Using voltage to fine-tune reactivity

When synthetic reactions are discovered, organic chemists typically report a set of conditions that works for a large range of substrates. We understand that this is in fact a compromise, as the optimal conditions for any individual substrate may vary significantly.

The multitude of reasons for this difference of reactivity between substrates are often lumped together as ‘stereoelectronic effects’. However, the inductive effect on reactivity – electron-withdrawing or donating through sigma bonds of nearby functional groups – reported by Louis Plack Hammett in 1937 is perhaps the most fundamental and also conceptually intuitive process underlying our understanding of chemical reactivity. In its simplest form: opposites attract.

This idiom is not only the key to organic chemists remembering multitudes of apparently unrelated reaction mechanisms, but is the principle we most often use to modulate reactivity: increasing or decreasing the electron density at a reaction centre by changing the chemical structure will respectively increase nucleophilicity or electrophilicity.

The application of this principle has now been revisited by the group of Mu-Hyun Baik at the Korea Advanced Institute of Science and Technology, Republic of Korea.1 This beautifully simple study does not modulate the reactivity of a molecule by changing its chemical structure, but rather by applying a voltage.

The team began by studying the base-catalysed hydrolysis of a tert-butyl 4-mercaptobenzoate (figure 1) bound to the surface of a gold electrode and demonstrated that the Stark effect – the modulation of electronic structure on a surface by the application of a voltage – can be used to modulate chemical reactivity. The reaction progress was qualitatively monitored using surface-enhanced Ramen spectroscopy (Sers) and an internal standard, and hydrolysis of the ester with 3M potassium hydroxide solution in the absence of any voltage established a baseline of reactivity.

An image showing a reaction scheme

Figure 1: Application of a negative charge decreases the electron density at the typically electrophilic carbonyl and inhibits the reaction

The proof of concept was then demonstrated as the team showed the rate of reaction could both be increased by the application of a positive voltage, effectively withdrawing electrons from the ester and increasing its electrophilicity, as well as by reducing the rate of reaction through the application of a negative current, thus donating electron density to the ester and reducing its electrophilicity. The team was also able to show that the reactivity of arylbromides tethered to the electrode surface could be modulated in a palladium-catalysed Suzuki reaction.

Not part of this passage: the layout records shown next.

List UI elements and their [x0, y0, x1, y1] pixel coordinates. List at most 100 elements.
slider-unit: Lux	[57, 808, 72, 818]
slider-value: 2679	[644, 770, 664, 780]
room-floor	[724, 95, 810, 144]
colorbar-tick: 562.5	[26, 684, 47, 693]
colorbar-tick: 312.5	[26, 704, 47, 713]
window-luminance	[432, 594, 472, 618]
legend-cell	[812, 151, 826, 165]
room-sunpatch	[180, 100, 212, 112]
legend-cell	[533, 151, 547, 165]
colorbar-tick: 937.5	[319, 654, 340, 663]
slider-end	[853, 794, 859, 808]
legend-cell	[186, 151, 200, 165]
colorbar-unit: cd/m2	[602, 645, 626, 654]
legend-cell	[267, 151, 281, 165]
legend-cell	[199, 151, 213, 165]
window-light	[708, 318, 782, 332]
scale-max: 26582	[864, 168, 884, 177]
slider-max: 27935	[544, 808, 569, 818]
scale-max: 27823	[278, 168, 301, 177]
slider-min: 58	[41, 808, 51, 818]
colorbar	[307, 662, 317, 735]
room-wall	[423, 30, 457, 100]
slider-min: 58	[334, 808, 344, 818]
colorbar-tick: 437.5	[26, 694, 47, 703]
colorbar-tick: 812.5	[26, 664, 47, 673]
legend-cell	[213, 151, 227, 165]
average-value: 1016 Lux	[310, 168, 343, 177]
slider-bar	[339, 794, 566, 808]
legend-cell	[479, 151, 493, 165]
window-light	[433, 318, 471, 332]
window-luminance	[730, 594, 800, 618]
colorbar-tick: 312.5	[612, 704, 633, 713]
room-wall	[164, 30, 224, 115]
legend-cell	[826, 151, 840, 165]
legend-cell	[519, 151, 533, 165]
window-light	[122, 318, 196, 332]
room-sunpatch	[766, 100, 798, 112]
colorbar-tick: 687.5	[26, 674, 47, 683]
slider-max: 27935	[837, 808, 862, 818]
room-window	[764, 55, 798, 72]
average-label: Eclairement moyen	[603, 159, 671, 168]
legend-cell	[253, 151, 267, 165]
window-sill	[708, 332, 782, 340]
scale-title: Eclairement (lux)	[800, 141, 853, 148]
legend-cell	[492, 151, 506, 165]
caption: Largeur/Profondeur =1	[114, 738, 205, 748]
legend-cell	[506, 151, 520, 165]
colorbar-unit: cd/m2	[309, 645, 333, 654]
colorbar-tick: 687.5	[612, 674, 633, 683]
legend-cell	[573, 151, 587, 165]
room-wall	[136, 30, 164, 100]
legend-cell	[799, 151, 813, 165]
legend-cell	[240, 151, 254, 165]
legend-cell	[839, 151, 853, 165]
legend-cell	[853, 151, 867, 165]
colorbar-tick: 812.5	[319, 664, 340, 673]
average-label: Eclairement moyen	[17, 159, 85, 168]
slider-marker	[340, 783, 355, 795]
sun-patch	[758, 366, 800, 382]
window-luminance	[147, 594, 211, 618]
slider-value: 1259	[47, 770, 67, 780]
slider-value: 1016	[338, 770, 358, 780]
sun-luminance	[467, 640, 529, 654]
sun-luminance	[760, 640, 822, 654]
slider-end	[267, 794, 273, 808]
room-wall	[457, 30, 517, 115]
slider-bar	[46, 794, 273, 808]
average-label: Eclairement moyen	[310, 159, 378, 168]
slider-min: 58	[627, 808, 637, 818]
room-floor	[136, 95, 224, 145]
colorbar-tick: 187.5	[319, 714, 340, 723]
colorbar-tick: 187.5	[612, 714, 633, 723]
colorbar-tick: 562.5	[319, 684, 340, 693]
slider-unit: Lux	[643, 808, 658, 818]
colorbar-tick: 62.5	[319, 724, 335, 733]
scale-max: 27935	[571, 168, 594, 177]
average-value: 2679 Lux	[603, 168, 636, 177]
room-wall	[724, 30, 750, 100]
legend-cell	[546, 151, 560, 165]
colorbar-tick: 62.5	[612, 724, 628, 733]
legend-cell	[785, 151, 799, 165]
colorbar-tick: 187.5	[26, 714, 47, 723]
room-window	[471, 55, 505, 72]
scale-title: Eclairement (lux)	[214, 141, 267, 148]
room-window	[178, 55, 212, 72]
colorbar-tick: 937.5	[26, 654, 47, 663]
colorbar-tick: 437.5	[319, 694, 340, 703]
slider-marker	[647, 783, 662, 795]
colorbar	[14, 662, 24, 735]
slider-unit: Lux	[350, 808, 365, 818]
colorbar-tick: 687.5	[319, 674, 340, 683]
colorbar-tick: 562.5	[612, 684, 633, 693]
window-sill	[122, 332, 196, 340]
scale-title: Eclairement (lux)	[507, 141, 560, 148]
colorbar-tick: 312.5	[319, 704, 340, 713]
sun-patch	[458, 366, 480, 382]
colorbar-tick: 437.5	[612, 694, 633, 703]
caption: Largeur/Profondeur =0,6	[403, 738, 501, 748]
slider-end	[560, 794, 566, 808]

Finally, in the piece de resistance, the team inverted the voltage in a ‘two-part’ amide bond-forming reaction, enhancing the rate of sequential elementary steps with opposing electronic requirements (figure 2). 4-Mercaptobenzoic acid was first immobilised on the gold electrode surface and in the presence of the coupling reagent 1-ethyl-3-(3-dimethylaminopropyl)carbodiimide (EDC) was reacted with 4-(aminomethyl)benzonitrile to form the corresponding amide. Again using Sers to monitor the reaction, the team initially observed that no reaction occurs on mixing the reagents in the absence of a voltage, or with the application of a positive charge that effectively reduces the nucleophilicity of the benzoic acid. In contrast, applying a voltage of -0.7 V – approximately equivalent in inductive terms to introducing a para-dimethylamino group – effectively switched on reactivity. The now more nucleophilic benzoic acid reacted with the coupling reagent to form the activated ester intermediate.

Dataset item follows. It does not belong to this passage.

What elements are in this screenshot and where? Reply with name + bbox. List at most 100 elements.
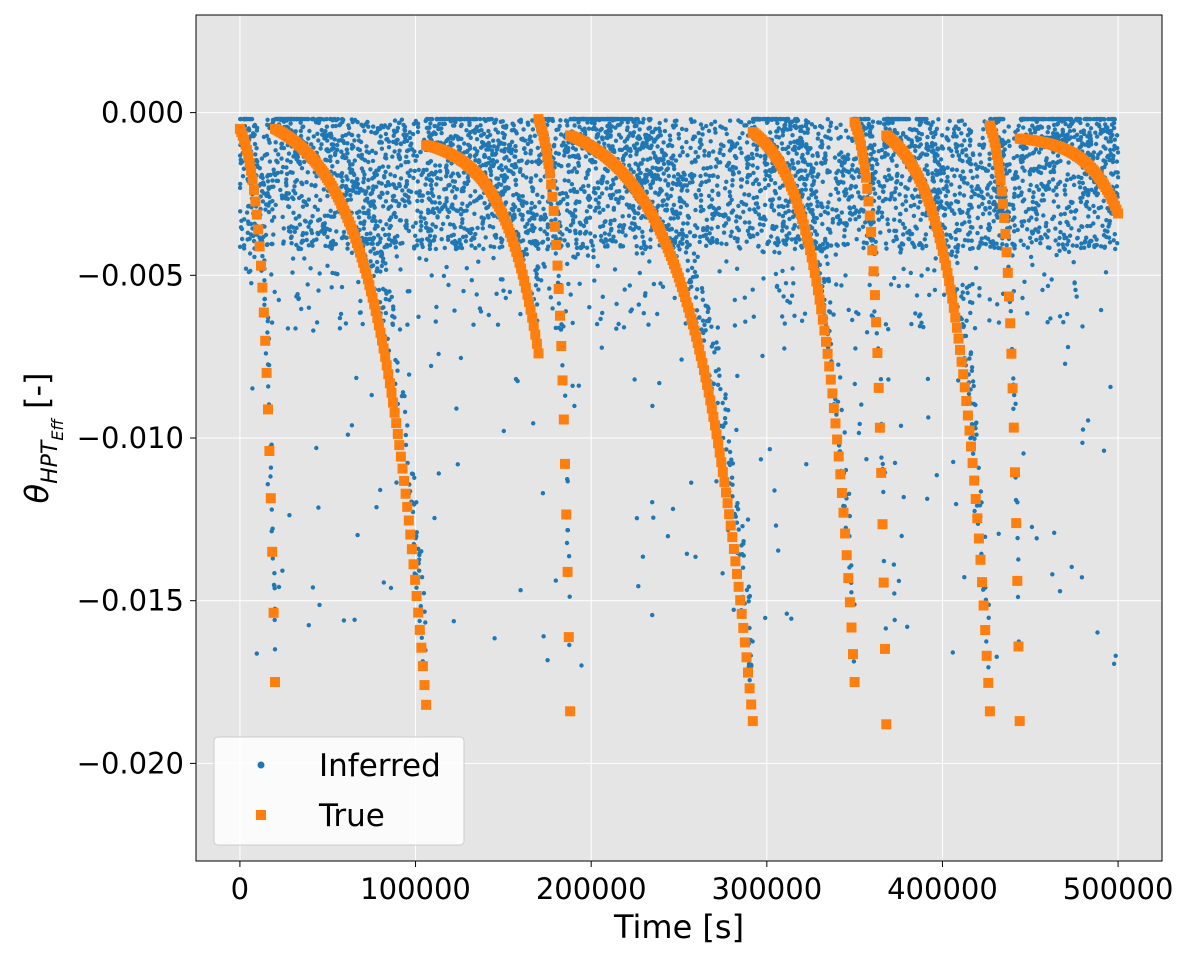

An image showing a reaction scheme

Figure 2: Inverting the voltage throughout the course of a reaction can accelerate mechanistic steps that have opposing electronic requirements

Although product formation could then be observed to some degree in the absence of a voltage as the amine reacted with the activated ester, excitingly the team could subsequently invert the applied voltage to withdraw electron density from the activated intermediate. By increasing the electrophilicity of the intermediate, this increased the rate of reaction with the amine nucleophile. Whereas a functional group used to modulate reactivity has a discreet inductive effect that is either electron-donating or withdrawing, this experiment introduces the concept of using voltage as a continuously modifiable functional group that can fine-tune reactivity as desired.

This work is clearly conceptual, but as a proof of principle that appears both so elegantly simple and somehow obvious, it is incredibly exciting. On a fundamental level, chemical reactivity really is as simple as ‘opposites attract’, and being able to continuously modulate the electronic properties of a molecule, or even reaction intermediates, without changing the chemical structure is a synthetic strategy with great potential.

Editor’s note: This is Karl’s final column, ending an era that began when he wrote the very first Organic Matter article in January 2014. Thank you Karl for the many entertaining insights you’ve provided over the years. We wish you all the best for the future.